Com a ajuda de seus companheiros, Neymar alçou voos maiores. O futebol-arte voltara à Vila Belmiro nessas últimas temporadas.
E o mundo, aplaudindo o talento do jogador e os bons resultados do time alvinegro praiano, passou a reconhecer o excelente momento de ambos.
O Santos versão 2011/12 virou o “Santos de Neymar”. Assim como já tivemos o “Santos de Pelé” ou o “Flamengo de Zico”.
Citados nos exemplos acima, Pelé e Zico não jogaram sozinhos em seus clubes. Por trás da figura do astro, escondiam-se esforçados atores coadjuvantes, também importantes para os trunfos de Santos e Flamengo.
Porém, Pelé e Zico eram diferenciados. Pelo futebol tão único que era por eles apresentado, viraram uma referência.
Hoje, Neymar é o símbolo desse Santos. Diria mais: é o líder desse grupo.
Apesar da idade, Neymar amadureceu muito de uns anos para cá. No último jogo, contra o São Paulo, foi ele quem marcou todos os gols da equipe. Foi ele quem, no final da partida, saiu do ataque e ajudou na marcação dos atacantes adversários. Foi ele quem incentivou os companheiros, batendo palmas e pedindo mais vontade.
Neymar tem facilidade para chamar a responsabilidade. Na semifinal deste domingo, o atacante cobrou pênalti decisivo com maestria. Seus companheiros enxergam nele uma figura de referência. Neymar joga como se dissesse: “Fiquem tranquilos. Confiem em mim, vamos ganhar mais uma”.
A confiança que o jogador transmite ao elenco, aliada ao bom grupo do Santos, faz com que o clube se torne o favorito de qualquer competição que dispute.
No gol, Rafael está longe de ser um goleiro de seleção. Mas o arqueiro é regular e conquistou o torcedor.

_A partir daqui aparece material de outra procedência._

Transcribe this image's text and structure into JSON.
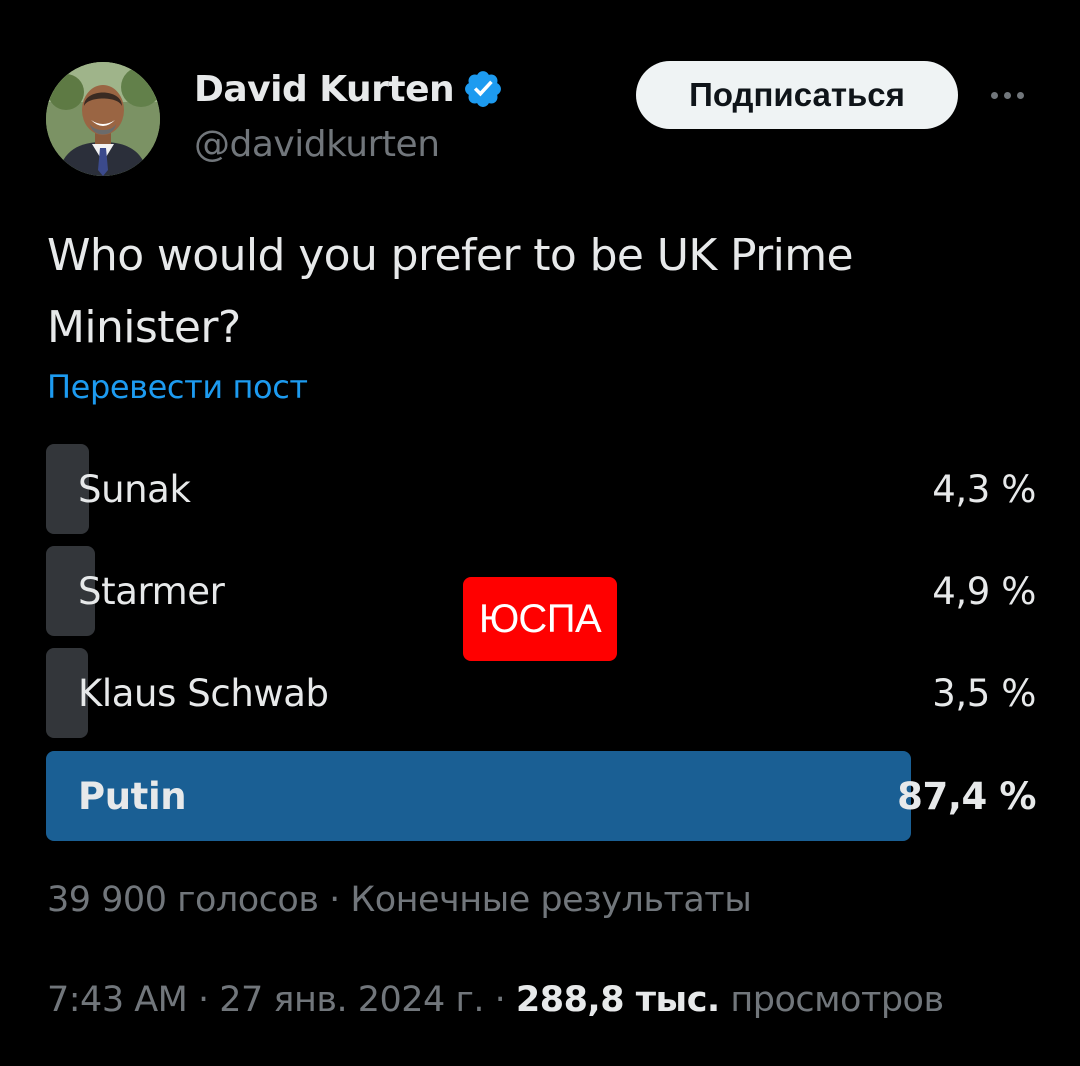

A dupla de zaga é muito forte. Edu Dracena e Durval formam uma sólida barreira, entrosada e com facilidade em dificultar a vida dos atacantes adversários.
No meio, Adriano e Arouca marcam muito bem. O segundo, inclusive, é a origem de diversas jogadas ofensivas da equipe.

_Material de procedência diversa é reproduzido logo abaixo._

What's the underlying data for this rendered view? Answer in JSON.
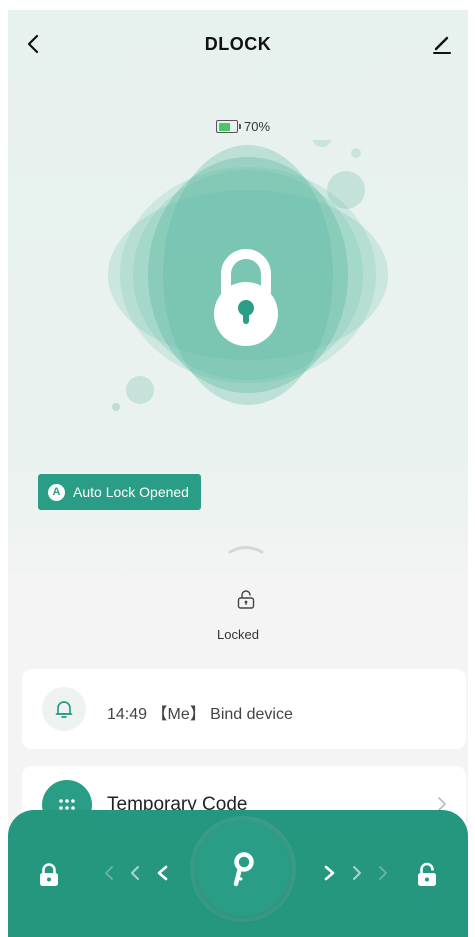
{
  "header": {
    "title": "DLOCK",
    "back_icon": "chevron-left-icon",
    "edit_icon": "pencil-icon"
  },
  "battery": {
    "text": "70%",
    "level": 0.7,
    "fill_color": "#4cc46b"
  },
  "lock": {
    "icon": "padlock-locked-icon",
    "accent_color": "#2a9d86"
  },
  "auto_lock": {
    "badge_letter": "A",
    "label": "Auto Lock Opened"
  },
  "status": {
    "icon": "padlock-small-icon",
    "text": "Locked"
  },
  "log": {
    "icon": "bell-icon",
    "text": "14:49 【Me】 Bind device"
  },
  "menu": {
    "temporary_code": {
      "icon": "dots-grid-icon",
      "label": "Temporary Code"
    }
  },
  "slider": {
    "left_icon": "lock-closed-icon",
    "right_icon": "lock-open-icon",
    "knob_icon": "key-icon",
    "bar_color": "#26977f"
  }
}
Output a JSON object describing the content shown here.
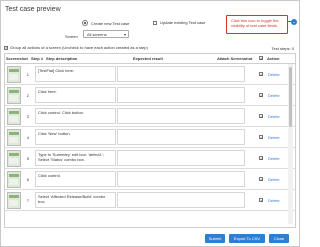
{
  "dialog": {
    "title": "Test case preview"
  },
  "mode": {
    "options": [
      {
        "label": "Create new Test case",
        "selected": true
      },
      {
        "label": "Update existing Test case",
        "selected": false
      }
    ]
  },
  "screen": {
    "label": "Screen",
    "selected_value": "All screens"
  },
  "callout": {
    "text": "Click this icon to toggle the visibility of test case fields.",
    "toggle_icon": "chevron-down-icon",
    "accent_color": "#d9302f"
  },
  "grouping": {
    "label": "Group all actions of a screen (Uncheck to have each action created as a step)",
    "checked": true
  },
  "test_steps": {
    "label": "Test steps: 0"
  },
  "table": {
    "headers": [
      "Screenshot",
      "Step #",
      "Step description",
      "Expected result",
      "Attach Screenshot",
      "Action"
    ],
    "select_all_checked": true,
    "rows": [
      {
        "step": "1",
        "description": "[TestFlat] Click here.",
        "expected": "",
        "attach": true,
        "action": "Delete"
      },
      {
        "step": "2",
        "description": "Click here.",
        "expected": "",
        "attach": true,
        "action": "Delete"
      },
      {
        "step": "3",
        "description": "Click control. Click button.",
        "expected": "",
        "attach": true,
        "action": "Delete"
      },
      {
        "step": "4",
        "description": "Click 'New' button.",
        "expected": "",
        "attach": true,
        "action": "Delete"
      },
      {
        "step": "5",
        "description": "Type in 'Summary' edit box: 'defect1'; Select 'Status' combo box.",
        "expected": "",
        "attach": true,
        "action": "Delete"
      },
      {
        "step": "6",
        "description": "Click control.",
        "expected": "",
        "attach": true,
        "action": "Delete"
      },
      {
        "step": "7",
        "description": "Select 'Affected Release/Build' combo box.",
        "expected": "",
        "attach": true,
        "action": "Delete"
      }
    ]
  },
  "footer": {
    "submit": "Submit",
    "export": "Export To CSV",
    "close": "Close",
    "button_color": "#2f7fd0"
  }
}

PH Ganso, camisa 10 da equipe, ainda não apresentou todo o seu futebol.
Ainda que não tenha alcançado o mesmo patamar que Neymar alcançou, Ganso seria titular em qualquer time do Brasil. Seu estilo clássico é fundamental para o Santos, proporcionando belas jogadas e lindos passes para deixar os companheiros na cara do gol. O meia atua com a cabeça erguida, jogando futebol com inteligência.
Falta pouco para Ganso desencantar. Mas ele não é o ator principal.
Muricy Ramalho faz um bom trabalho com esse grupo, que ainda possui nomes importantes, como Elano, Léo, Alan Kardec (que vem entrando bem durantes as partidas), Borges, etc.
A maior característica da equipe, entretanto, continua sendo o moicano.
O moicano, santista de coração, já conquistou a torcida. Já tem o carinho do presidente, dos companheiros; já aprendeu que será muito marcado pelo adversário; já aprendeu que pode provocar expulsões com sua ginga; já dançou e já deixou de ser o Neymar do Santos.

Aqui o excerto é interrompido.